According to the Chicago Sun-Times, over 1,000 within the department have accessed the records, which detail allegations that two officers sexually assaulted a 22-year-old woman in Rogers Park.

Those officers looked at the records "without reason or authorization to do so," according to an Internal Affairs memo scanned by the Second City Cop blog. "Access to information is restricted to official police business," the memo states. "Access of information for personal or other reasons is prohibited."

NBC Chicago speculates that officers may have pulled up the document to learn some of its lurid details. Apparently, the two officers (on duty at the time) found the woman crying and drunk after a fight with a man. The police report states that one officer had sex with the woman in the squad car; the three then returned to her home, where they played strip poker. When an officer ended up in her bed, the woman felt intimidated, and as though she could no longer deny their advances.

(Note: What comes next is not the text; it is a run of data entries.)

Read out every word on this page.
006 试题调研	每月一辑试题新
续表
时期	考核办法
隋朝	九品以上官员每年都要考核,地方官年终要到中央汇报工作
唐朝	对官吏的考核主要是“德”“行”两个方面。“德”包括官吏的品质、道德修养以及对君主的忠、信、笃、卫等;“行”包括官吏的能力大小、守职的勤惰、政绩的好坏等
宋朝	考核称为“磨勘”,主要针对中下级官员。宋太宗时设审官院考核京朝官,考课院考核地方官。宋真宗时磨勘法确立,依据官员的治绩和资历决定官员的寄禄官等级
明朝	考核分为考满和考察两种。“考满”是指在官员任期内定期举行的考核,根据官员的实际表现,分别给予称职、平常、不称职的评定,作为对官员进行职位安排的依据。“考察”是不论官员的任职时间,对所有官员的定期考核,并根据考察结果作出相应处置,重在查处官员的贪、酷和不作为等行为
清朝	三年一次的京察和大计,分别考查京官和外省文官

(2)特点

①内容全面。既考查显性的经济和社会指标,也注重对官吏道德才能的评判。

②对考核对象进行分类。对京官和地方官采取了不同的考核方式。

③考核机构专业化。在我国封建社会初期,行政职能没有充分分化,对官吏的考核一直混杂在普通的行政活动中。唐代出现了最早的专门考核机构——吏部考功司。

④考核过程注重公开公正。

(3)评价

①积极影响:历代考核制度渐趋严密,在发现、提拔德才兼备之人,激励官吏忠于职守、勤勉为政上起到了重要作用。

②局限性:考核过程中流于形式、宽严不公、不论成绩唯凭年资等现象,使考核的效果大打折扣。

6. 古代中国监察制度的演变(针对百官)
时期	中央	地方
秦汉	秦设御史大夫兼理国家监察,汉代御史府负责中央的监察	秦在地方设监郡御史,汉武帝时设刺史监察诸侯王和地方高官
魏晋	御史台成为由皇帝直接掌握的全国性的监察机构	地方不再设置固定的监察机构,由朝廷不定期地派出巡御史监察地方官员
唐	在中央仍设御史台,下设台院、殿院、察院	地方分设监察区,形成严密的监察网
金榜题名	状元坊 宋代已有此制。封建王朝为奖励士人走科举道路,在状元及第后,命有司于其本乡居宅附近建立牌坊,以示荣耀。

She ran out of her apartment screaming for help, allegations say.

The officers who viewed the documents will receive a mild form of internal punishment known as a SPAR, according to CBS. But some object to the across-the-board punishment:

The Chicago Fraternal Order of Police calls the move to discipline the officers "almost comical."

"To begin with, they have the internal capacity to block sensitive reports, and they didn't do it," said FOP spokesman Pat Camden.

Camden adds that the department could tell specifically who did access and print out the salacious reports, so it shouldn't mete out widespread discipline.

He says mass-punishment of officers is "not the way to handle an investigation,"

"On this magnitude, this is a first," Camden said to the Sun-Times.

The officers named in the allegation have been stripped of their police powers while the incident is being investigated.